Four minutes later, Michael Blackwood nabbed our third; handing us a formidable and dream-like advantage going into the half time break. The Boro’ faithful may have travelled with hope, instead of expectation. But this was beyond our wildest dreams. To be three up at Kingfield? Unheard of.
Luckily, the interval changed little. MacDonald scored his second shortly into the second half. The question was now a case of ‘how good could it be’? That was being asked even louder when they were reduced to 10 men when Barry Moore got himself sent off for abusive language. Mind you, it wasn’t all plain sailing and this Boro’ side were not the most defensively resolute. Woking bagged a consolation goal on 65 minutes thanks to Grant Payne.
Boro’ didn’t quite ease up for the final 25 minutes. It was more a case that Woking had belatedly got their act together and decided that absolute humiliation was not the order of the day. If any hopes of a comeback were starting to spread through the Kingfield Road End, Kirk Jackson made sure they were nipped in the bud; making it 5-1 just three minutes after Payne’s consolation.

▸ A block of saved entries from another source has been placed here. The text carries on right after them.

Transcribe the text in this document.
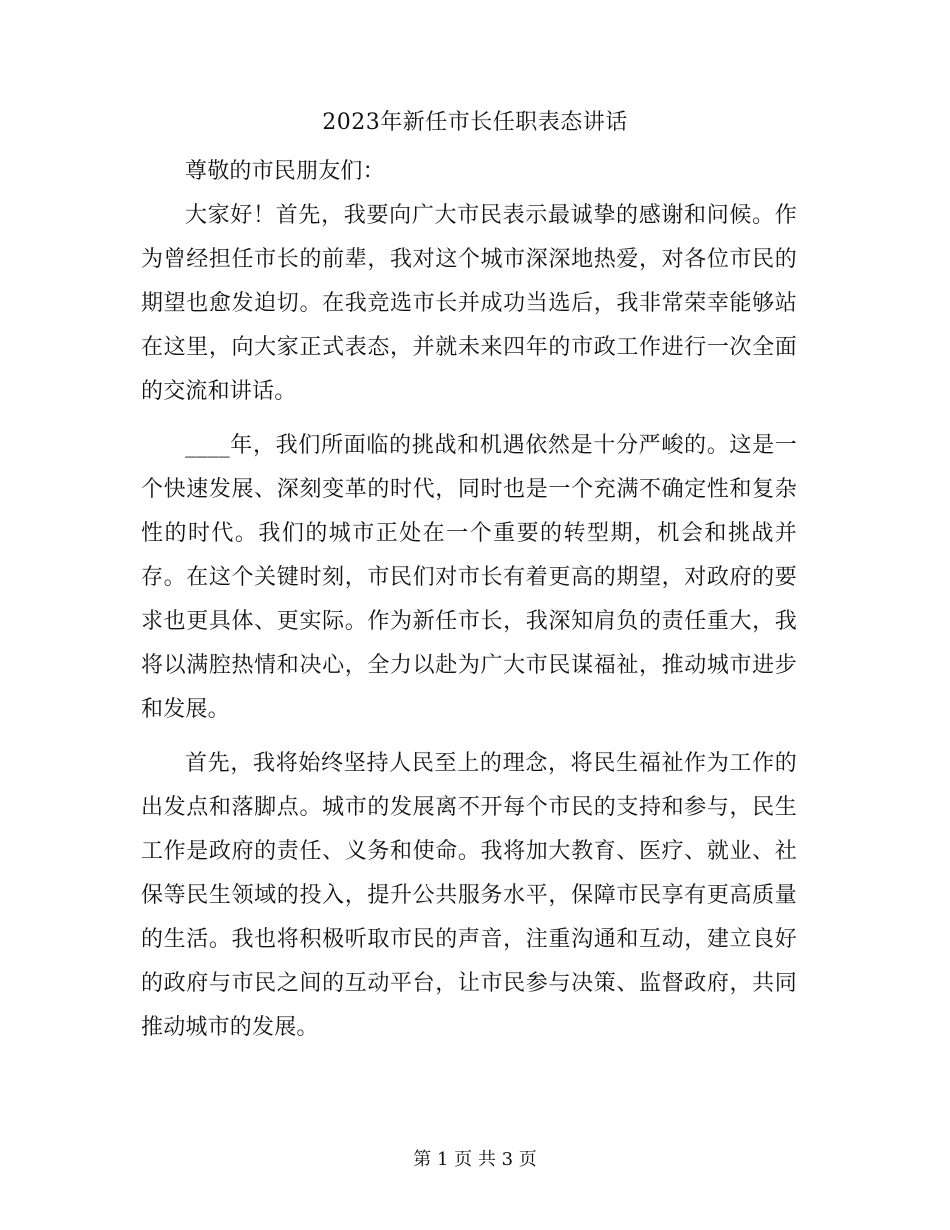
2023年新任市长任职表态讲话

尊敬的市民朋友们：

大家好！首先，我要向广大市民表示最诚挚的感谢和问候。作为曾经担任市长的前辈，我对这个城市深深地热爱，对各位市民的期望也愈发迫切。在我竞选市长并成功当选后，我非常荣幸能够站在这里，向大家正式表态，并就未来四年的市政工作进行一次全面的交流和讲话。

____年，我们所面临的挑战和机遇依然是十分严峻的。这是一个快速发展、深刻变革的时代，同时也是一个充满不确定性和复杂性的时代。我们的城市正处在一个重要的转型期，机会和挑战并存。在这个关键时刻，市民们对市长有着更高的期望，对政府的要求也更具体、更实际。作为新任市长，我深知肩负的责任重大，我将以满腔热情和决心，全力以赴为广大市民谋福祉，推动城市进步和发展。

首先，我将始终坚持人民至上的理念，将民生福祉作为工作的出发点和落脚点。城市的发展离不开每个市民的支持和参与，民生工作是政府的责任、义务和使命。我将加大教育、医疗、就业、社保等民生领域的投入，提升公共服务水平，保障市民享有更高质量的生活。我也将积极听取市民的声音，注重沟通和互动，建立良好的政府与市民之间的互动平台，让市民参与决策、监督政府，共同推动城市的发展。

第 1 页 共 3 页
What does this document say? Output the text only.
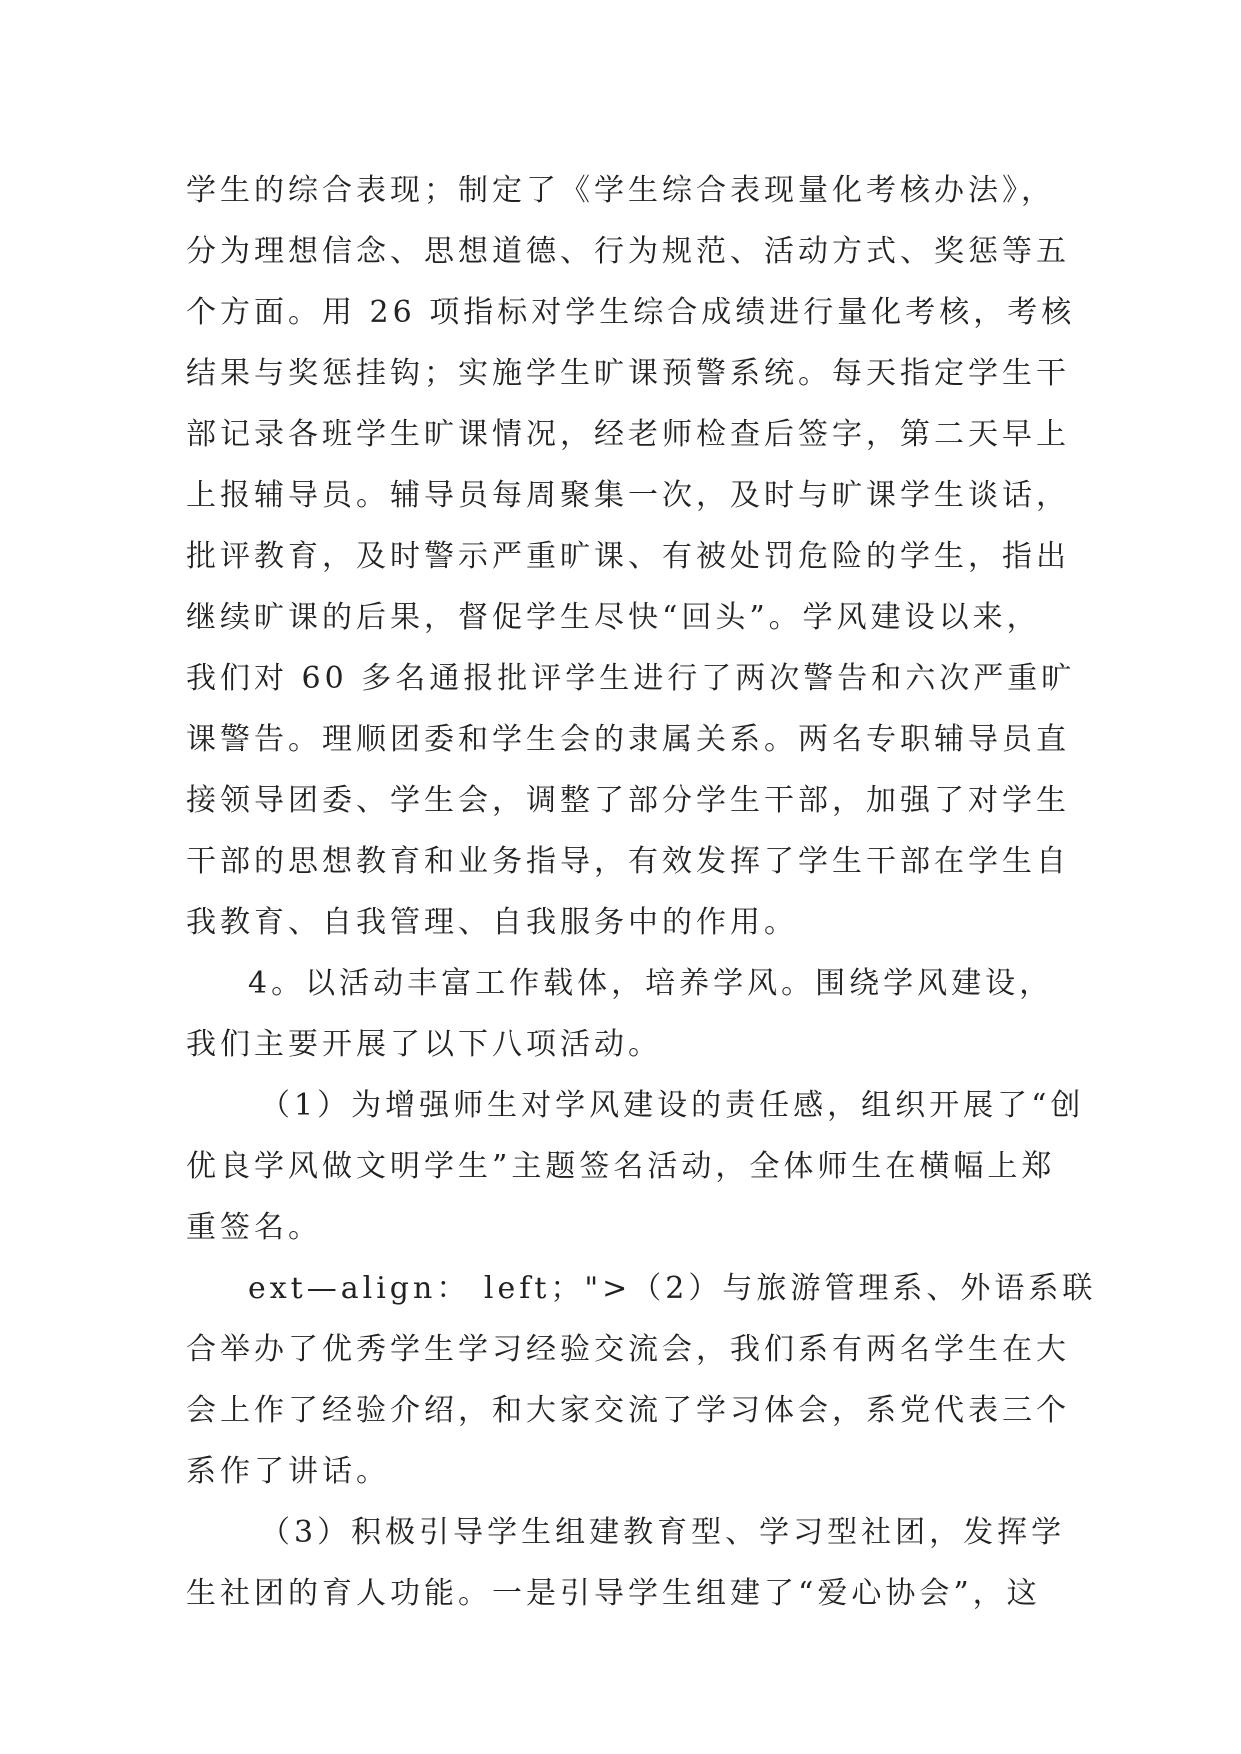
学生的综合表现；制定了《学生综合表现量化考核办法》，
分为理想信念、思想道德、行为规范、活动方式、奖惩等五
个方面。用 26 项指标对学生综合成绩进行量化考核，考核
结果与奖惩挂钩；实施学生旷课预警系统。每天指定学生干
部记录各班学生旷课情况，经老师检查后签字，第二天早上
上报辅导员。辅导员每周聚集一次，及时与旷课学生谈话，
批评教育，及时警示严重旷课、有被处罚危险的学生，指出
继续旷课的后果，督促学生尽快“回头”。学风建设以来，
我们对 60 多名通报批评学生进行了两次警告和六次严重旷
课警告。理顺团委和学生会的隶属关系。两名专职辅导员直
接领导团委、学生会，调整了部分学生干部，加强了对学生
干部的思想教育和业务指导，有效发挥了学生干部在学生自
我教育、自我管理、自我服务中的作用。
4。以活动丰富工作载体，培养学风。围绕学风建设，
我们主要开展了以下八项活动。
（1）为增强师生对学风建设的责任感，组织开展了“创
优良学风做文明学生”主题签名活动，全体师生在横幅上郑
重签名。
ext—align： left；">（2）与旅游管理系、外语系联
合举办了优秀学生学习经验交流会，我们系有两名学生在大
会上作了经验介绍，和大家交流了学习体会，系党代表三个
系作了讲话。
（3）积极引导学生组建教育型、学习型社团，发挥学
生社团的育人功能。一是引导学生组建了“爱心协会”，这
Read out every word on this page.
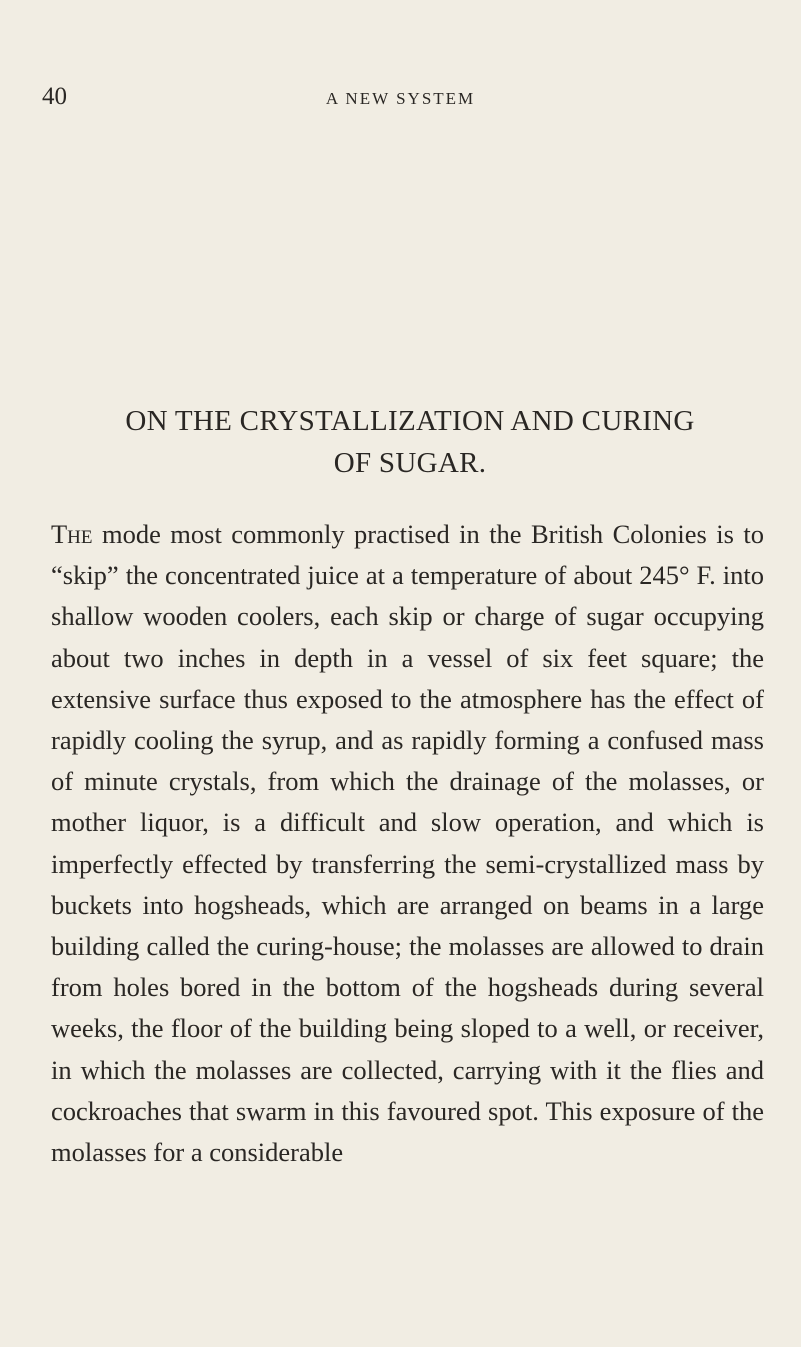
40	A NEW SYSTEM
ON THE CRYSTALLIZATION AND CURING
OF SUGAR.

The mode most commonly practised in the British Colonies is to “skip” the concentrated juice at a temperature of about 245° F. into shallow wooden coolers, each skip or charge of sugar occupying about two inches in depth in a vessel of six feet square; the extensive surface thus exposed to the atmosphere has the effect of rapidly cooling the syrup, and as rapidly forming a confused mass of minute crystals, from which the drainage of the molasses, or mother liquor, is a difficult and slow operation, and which is imperfectly effected by transferring the semi-crystallized mass by buckets into hogsheads, which are arranged on beams in a large building called the curing-house; the molasses are allowed to drain from holes bored in the bottom of the hogsheads during several weeks, the floor of the building being sloped to a well, or receiver, in which the molasses are collected, carrying with it the flies and cockroaches that swarm in this favoured spot. This exposure of the molasses for a considerable
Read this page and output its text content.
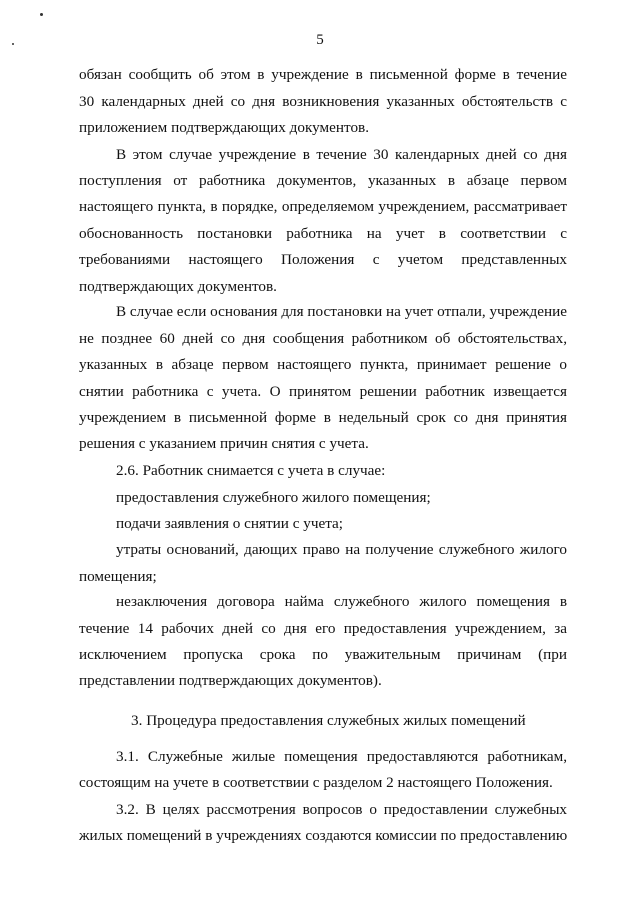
5
обязан сообщить об этом в учреждение в письменной форме в течение
30 календарных дней со дня возникновения указанных обстоятельств с
приложением подтверждающих документов.
В этом случае учреждение в течение 30 календарных дней со дня
поступления от работника документов, указанных в абзаце первом
настоящего пункта, в порядке, определяемом учреждением, рассматривает
обоснованность постановки работника на учет в соответствии с
требованиями настоящего Положения с учетом представленных
подтверждающих документов.
В случае если основания для постановки на учет отпали, учреждение
не позднее 60 дней со дня сообщения работником об обстоятельствах,
указанных в абзаце первом настоящего пункта, принимает решение о
снятии работника с учета. О принятом решении работник извещается
учреждением в письменной форме в недельный срок со дня принятия
решения с указанием причин снятия с учета.
2.6. Работник снимается с учета в случае:
предоставления служебного жилого помещения;
подачи заявления о снятии с учета;
утраты оснований, дающих право на получение служебного жилого
помещения;
незаключения договора найма служебного жилого помещения в
течение 14 рабочих дней со дня его предоставления учреждением, за
исключением пропуска срока по уважительным причинам (при
представлении подтверждающих документов).
3. Процедура предоставления служебных жилых помещений
3.1. Служебные жилые помещения предоставляются работникам,
состоящим на учете в соответствии с разделом 2 настоящего Положения.
3.2. В целях рассмотрения вопросов о предоставлении служебных
жилых помещений в учреждениях создаются комиссии по предоставлению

Kirk was one of five-or-six veterans from the Boro’ side that lost 4-1 at home to Woking just seven months beforehand. Hopefully it felt like a cathartic release for the Barnsley boy.
Woking 1-5 Stevenage Borough: What happened next?
In the short term, this stonking win reduced our goal difference to -1; lifting us to the lofty heights of 14th in the table. The Cards, on the other hand, slipped into the drop zone on goal difference. It was a delightful way to end September. But we couldn’t revel in this victory that much. If anything, it was all a bit pyrrhic – not least for Wayne Turner.
Fact alert: this was Turner’s LAST-EVER three points as Boro’ boss.
Yep, that’s right – and a clear sign of how awful things were to get. Not that we should necessarily overlook victories over Swansea City (LDV Trophy), Grays Athletic, or Hastings United (both FA Cup) in the following weeks, but they were only cup ties. It was 11 games and exactly three months until we won in the league again. That was a five-goal romp too; GW’s Farnborough put to the sword on 28 December. We’d booted out Turner two days before after defeat at Kettering saw us go bottom.
It was a far cry from the halcyon afternoon at Kingfield. But what about the Cards? By the time we would win again in the league, they’d at least managed four victories of their own. As we sunk to the foot of the table on Boxing Day 2002, Woking sat three points above the relegation zone. Their goal difference was twice as worse as ours (-24 vs -12) – but they at least had points to their name. Maybe part of that was binning Geoff Chapple as boss in October?
We met again, this time at Broadhall Way, on 15 March 2003. Both of us were now on a bit more of an even keel. It was reflected in our 1-1 draw that day; the result leaving us one point behind them – but, crucially, not in the relegation zone. Bizarrely, our goal difference at this point was 0.
By the end of the season, history will record that we soared up to 12th in the table; wrapping up a fifth straight St Woking Day in late April. Woking may have rallied after Chapple’s dismissal, but it wasn’t a comfortable end to the campaign. It needed a final day home win against Telford United to secure their Conference status; Nuneaton Borough losing at home to Farnborough and allowing the Cards to leapfrog them into the sunlit uplands of league survival.